Zur Erreichung dieses Ziels stellt die stimmrechtslose Vorzugsaktie die geeignete Form dar. Die Ausgabe erfolgt von zunächst mindestens 25,1 Prozent in Form von stimmrechtslosen Vorzugsaktien. Über eine weitere Ausgabe stimmrechtsloser Vorzugsaktien entscheidet der Gesetzgeber nach einer Evaluierung. Eine andere Beteiligung privater Investoren lehnen wir ab.

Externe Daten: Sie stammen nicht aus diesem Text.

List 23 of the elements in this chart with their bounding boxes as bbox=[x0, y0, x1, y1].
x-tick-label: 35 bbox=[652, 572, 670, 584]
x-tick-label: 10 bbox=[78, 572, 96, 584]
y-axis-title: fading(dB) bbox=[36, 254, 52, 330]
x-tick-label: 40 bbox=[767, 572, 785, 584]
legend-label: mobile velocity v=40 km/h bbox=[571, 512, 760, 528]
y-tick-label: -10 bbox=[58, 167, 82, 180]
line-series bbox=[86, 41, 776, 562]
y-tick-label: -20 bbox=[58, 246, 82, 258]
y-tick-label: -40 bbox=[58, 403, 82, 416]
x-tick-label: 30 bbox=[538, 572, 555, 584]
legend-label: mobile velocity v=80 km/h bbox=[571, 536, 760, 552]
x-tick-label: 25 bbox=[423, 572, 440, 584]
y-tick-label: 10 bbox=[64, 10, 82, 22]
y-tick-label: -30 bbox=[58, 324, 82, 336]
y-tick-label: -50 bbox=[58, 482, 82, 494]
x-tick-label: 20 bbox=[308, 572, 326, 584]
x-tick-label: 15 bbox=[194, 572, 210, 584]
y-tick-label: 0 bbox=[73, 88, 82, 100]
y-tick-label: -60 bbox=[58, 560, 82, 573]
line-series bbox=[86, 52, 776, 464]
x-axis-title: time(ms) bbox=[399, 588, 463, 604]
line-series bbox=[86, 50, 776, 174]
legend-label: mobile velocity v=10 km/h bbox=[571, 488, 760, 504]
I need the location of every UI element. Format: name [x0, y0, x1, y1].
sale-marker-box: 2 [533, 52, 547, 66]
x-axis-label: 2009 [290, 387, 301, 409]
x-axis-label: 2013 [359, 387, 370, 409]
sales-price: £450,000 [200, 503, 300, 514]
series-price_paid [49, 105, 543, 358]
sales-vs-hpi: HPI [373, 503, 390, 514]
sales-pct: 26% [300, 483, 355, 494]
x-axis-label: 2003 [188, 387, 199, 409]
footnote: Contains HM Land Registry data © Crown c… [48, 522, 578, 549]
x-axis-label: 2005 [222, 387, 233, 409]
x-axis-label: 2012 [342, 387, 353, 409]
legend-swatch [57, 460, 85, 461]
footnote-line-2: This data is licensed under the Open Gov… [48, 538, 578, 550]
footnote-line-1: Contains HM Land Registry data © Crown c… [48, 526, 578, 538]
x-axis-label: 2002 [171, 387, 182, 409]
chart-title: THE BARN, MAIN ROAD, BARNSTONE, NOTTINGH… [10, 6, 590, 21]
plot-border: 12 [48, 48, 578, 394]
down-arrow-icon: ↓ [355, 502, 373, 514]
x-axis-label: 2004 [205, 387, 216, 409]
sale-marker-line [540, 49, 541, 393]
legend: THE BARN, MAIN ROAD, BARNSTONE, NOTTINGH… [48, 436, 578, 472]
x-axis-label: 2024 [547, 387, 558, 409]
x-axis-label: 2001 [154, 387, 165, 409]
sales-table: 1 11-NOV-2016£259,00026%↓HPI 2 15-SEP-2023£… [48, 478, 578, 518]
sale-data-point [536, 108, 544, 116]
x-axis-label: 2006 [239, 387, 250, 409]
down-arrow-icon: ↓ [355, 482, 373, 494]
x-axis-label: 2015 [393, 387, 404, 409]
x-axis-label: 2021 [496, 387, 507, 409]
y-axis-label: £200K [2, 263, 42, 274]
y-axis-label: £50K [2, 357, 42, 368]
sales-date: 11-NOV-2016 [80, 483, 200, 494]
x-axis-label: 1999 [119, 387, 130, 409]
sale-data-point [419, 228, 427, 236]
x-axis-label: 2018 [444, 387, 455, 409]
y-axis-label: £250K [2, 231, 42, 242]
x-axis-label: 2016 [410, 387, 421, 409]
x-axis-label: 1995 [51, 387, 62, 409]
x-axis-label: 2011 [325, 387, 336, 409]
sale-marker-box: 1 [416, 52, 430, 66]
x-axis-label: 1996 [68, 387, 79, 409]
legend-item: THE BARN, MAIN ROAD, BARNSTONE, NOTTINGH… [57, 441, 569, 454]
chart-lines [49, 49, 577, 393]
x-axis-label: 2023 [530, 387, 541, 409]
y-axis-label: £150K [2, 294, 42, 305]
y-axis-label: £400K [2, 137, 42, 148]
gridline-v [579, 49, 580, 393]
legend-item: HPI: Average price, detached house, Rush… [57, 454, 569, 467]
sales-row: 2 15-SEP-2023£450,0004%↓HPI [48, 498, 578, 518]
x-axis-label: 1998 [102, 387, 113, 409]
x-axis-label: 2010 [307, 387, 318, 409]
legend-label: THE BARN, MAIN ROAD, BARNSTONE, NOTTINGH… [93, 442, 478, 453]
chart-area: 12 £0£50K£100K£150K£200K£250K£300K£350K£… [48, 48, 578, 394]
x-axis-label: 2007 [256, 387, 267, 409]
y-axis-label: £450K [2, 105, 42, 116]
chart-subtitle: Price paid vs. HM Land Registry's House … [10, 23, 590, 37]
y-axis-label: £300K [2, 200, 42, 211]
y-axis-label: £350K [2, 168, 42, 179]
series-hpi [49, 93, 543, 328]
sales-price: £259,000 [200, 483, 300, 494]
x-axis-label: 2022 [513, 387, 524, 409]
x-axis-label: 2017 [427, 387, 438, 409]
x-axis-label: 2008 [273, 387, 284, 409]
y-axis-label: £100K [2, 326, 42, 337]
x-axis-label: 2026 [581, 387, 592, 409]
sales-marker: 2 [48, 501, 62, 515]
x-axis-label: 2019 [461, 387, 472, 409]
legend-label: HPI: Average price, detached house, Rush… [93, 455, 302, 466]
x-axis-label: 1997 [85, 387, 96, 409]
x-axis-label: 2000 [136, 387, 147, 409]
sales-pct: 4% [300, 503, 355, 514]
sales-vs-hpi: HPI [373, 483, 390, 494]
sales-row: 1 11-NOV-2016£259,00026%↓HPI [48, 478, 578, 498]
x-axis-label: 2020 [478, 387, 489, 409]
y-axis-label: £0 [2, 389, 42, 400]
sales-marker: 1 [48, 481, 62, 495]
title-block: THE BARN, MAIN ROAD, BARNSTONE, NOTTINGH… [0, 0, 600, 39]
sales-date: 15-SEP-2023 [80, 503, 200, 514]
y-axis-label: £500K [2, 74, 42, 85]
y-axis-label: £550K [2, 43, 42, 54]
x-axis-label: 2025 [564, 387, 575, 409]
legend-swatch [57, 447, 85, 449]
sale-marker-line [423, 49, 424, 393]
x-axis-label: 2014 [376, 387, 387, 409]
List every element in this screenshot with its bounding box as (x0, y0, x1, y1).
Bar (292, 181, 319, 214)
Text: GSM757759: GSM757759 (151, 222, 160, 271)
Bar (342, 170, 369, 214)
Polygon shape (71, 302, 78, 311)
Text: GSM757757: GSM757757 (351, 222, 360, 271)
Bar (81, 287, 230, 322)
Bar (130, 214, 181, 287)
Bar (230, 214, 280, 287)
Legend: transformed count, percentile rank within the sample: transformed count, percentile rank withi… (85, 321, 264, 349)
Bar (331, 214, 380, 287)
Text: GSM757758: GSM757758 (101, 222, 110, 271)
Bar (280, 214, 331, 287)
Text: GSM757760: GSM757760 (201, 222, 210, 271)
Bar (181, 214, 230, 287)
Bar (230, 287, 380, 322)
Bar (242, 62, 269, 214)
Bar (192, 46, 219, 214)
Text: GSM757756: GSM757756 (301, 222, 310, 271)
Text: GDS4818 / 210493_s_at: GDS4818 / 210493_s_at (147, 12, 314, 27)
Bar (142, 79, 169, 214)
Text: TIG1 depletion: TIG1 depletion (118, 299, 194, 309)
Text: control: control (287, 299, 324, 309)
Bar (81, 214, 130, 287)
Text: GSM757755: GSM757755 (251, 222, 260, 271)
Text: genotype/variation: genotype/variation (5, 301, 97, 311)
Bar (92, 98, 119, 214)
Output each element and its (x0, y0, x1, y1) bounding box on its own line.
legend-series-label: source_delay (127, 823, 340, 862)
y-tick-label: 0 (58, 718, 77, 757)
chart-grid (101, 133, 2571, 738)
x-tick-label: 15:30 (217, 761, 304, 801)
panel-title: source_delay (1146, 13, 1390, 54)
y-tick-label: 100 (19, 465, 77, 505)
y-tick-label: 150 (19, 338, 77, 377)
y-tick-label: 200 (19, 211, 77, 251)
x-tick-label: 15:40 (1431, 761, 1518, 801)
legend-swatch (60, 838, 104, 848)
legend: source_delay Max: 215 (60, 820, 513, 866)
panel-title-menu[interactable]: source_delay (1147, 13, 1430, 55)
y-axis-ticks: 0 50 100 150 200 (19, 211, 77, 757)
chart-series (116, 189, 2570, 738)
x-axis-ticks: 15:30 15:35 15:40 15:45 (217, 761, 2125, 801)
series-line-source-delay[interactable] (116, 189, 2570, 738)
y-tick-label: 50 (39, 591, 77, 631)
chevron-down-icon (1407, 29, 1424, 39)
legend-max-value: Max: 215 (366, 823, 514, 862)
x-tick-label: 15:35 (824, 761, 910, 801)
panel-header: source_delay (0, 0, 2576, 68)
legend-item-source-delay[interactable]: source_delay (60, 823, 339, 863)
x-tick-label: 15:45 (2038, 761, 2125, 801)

Im gleichen Beschluss, meine Damen und Herren, ist dann aber davon die Rede, dass der erforderliche Kapitalbedarf der Bahn in den nächsten Jahren eine Erhöhung der Kapitalausstattung erfordere. Das ist wohl richtig – und zwar eine gewaltige Erhöhung,
damit wir die Probleme, die beim jetzigen Rechtszustand der Bahn zu Recht kritisiert und angemahnt werden, abarbeiten können, meine Damen und Herren. Aber ich glaube, Kollege Winfried Scheuermann hat das Notwendige dazu gesagt, wie ein Börsengang neues Kapital erschließen kann. Dazu ist eine Volksaktie hundertprozentig nicht der geeignete Weg.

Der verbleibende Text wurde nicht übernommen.